Mazer, Professor Charles Gray, and Assistant Professor Behrad Noudoost, all in MSU’s Department of Cell Biology and Neuroscience in the College of Letters and Science, are collaborating on a project that aims to unravel how the brain helps us pay attention. Peter Tse, professor of psychological and brain sciences at Dartmouth College, is leading the study, which also includes researchers from the University of Nevada at Reno and Brown University in Rhode Island.
Gray, who is a co-principal investigator of the project, said the research is important because people perform tasks every day that require attention, memory and eye movement, whether it’s driving a car, performing brain surgery or making dinner. This focused attention – or lack of it – impacts society in many ways, including through worker productivity, driver safety and national security.
“Everything we do every day of our lives involves attention and short-term memory,” Gray said. “It’s the basis of all cognition.”
Even something as simple as picking up a phone on top of a desk “involves big, complicated circuits in our brain,” he said.
“If you’re looking at an object and you want to grab it, there are about a million things going on,” he said. “You have to find it; you have to have the motivation to pick it up; you have to make a movement to pick it up. If you were to stop paying attention to your plan, you wouldn’t be able to see it through.
“It’s a large circuit,” Gray said. “All processes have to work together to get it done.”
Understanding how these fundamental processes work is important for finding ways to treat cognitive and psychiatric brain disorders, such as Alzheimer’s disease and the memory loss experienced by many patients following traumatic brain injury or surgical removal of a brain tumor, he added.
MSU researchers, in particular, will focus on the specific relationships between attention and memory, attention and eye movement, and the pharmacology of visual attention.
This complex relationship between attention, memory and eye movement is disrupted in several common clinical conditions, including attention deficit hyperactivity disorder, commonly known as ADHD, autism spectrum disorders and even schizophrenia. Mazer said this NSF-funded basic research will provide new insights that will help drive future research into therapies and other treatments for these clinical conditions.
“The highly collaborative, interdisciplinary research the EPSCoR grant will facilitate is where the real progress in neuroscience is being made today,” he said. “This grant will facilitate extensive collaboration between researchers with backgrounds ranging from computational biology to clinical neurology, working at different levels, from single neurons to whole-brain networks, in an effort to solve a single, fundamental problem.”
MSU Vice President for Research Renee Reijo Pera said the grant will serve as an impetus to further understanding and research of visual attention.
“This grant is important to MSU as we seek to impact mental health and neuroscience research from the basic science to applications,” she said.
Other goals listed in the project abstract are to develop lasting collaborations between laboratories, both within MSU and between member institutions, and to promote future grant proposals, build research and industrial pipelines for neuroscience trainees, foster the professional development of junior faculty, and extend educational opportunities to traditionally disadvantaged groups, including Native Americans and students with low socio-economic status.

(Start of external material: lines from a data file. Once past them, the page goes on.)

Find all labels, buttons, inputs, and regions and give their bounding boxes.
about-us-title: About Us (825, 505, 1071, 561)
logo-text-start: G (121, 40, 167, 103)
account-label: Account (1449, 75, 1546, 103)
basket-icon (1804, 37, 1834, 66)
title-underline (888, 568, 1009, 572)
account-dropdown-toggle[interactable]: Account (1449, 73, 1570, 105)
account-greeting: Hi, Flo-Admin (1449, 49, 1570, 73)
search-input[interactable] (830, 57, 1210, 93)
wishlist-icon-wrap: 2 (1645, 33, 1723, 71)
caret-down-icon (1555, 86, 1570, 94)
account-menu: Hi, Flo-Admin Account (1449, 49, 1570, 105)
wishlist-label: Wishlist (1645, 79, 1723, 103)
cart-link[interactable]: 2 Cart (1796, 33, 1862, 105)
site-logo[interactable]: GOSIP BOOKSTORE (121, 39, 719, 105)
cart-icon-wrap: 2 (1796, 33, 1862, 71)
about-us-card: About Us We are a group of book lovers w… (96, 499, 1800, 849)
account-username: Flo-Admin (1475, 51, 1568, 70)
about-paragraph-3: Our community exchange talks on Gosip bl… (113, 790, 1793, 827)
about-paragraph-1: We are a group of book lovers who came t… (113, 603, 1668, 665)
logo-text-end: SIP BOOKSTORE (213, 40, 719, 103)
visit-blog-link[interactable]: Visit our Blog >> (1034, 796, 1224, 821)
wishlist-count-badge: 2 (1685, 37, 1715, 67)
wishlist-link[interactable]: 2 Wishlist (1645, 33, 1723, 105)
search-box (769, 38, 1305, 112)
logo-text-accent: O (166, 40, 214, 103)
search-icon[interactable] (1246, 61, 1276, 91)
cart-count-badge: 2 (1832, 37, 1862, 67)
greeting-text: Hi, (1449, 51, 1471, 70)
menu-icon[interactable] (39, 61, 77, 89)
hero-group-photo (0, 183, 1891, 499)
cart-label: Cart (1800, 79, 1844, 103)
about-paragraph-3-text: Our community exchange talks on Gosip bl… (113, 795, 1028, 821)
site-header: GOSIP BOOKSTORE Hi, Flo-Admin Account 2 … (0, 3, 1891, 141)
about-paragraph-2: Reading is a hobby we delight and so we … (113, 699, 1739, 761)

Additionally, the grant will provide funding for three female junior faculty participants to lead a yearly conference for female and under-represented minority graduate students, post-docs and junior faculty to foster mentoring and career development. The project will also fund science, technology, engineering and math, or STEM, outreach activities targeting middle and high schools, including the development of a massive open online course targeting K-12 science teachers.
The $6 million grant was one of 11 grants totaling $55 million recently awarded through the NSF's Experimental Program to Stimulate Competitive Research (EPSCoR) Research Infrastructure Improvement Track-2 program, which supports collaborations across institutions in two or more EPSCoR jurisdictions. These four-year awards support 27 institutions in 18 eligible jurisdictions.
All awarded projects aim to increase national research capacity to address either fundamental questions about the brain or to develop new innovations at the intersection of food, energy and water systems, according to an NSF EPSCoR press release.
“These awards represent a tremendous value for the scientific community, as they foster research into some of the most pressing issues facing U.S. society while simultaneously supporting collaborative research programs and workforce development,” said Denise Barnes, head of NSF EPSCoR. “Whether by expanding our knowledge of the brain or by improving how our water, food and energy systems work efficiently together, these projects hold the promise of transforming our daily lives.”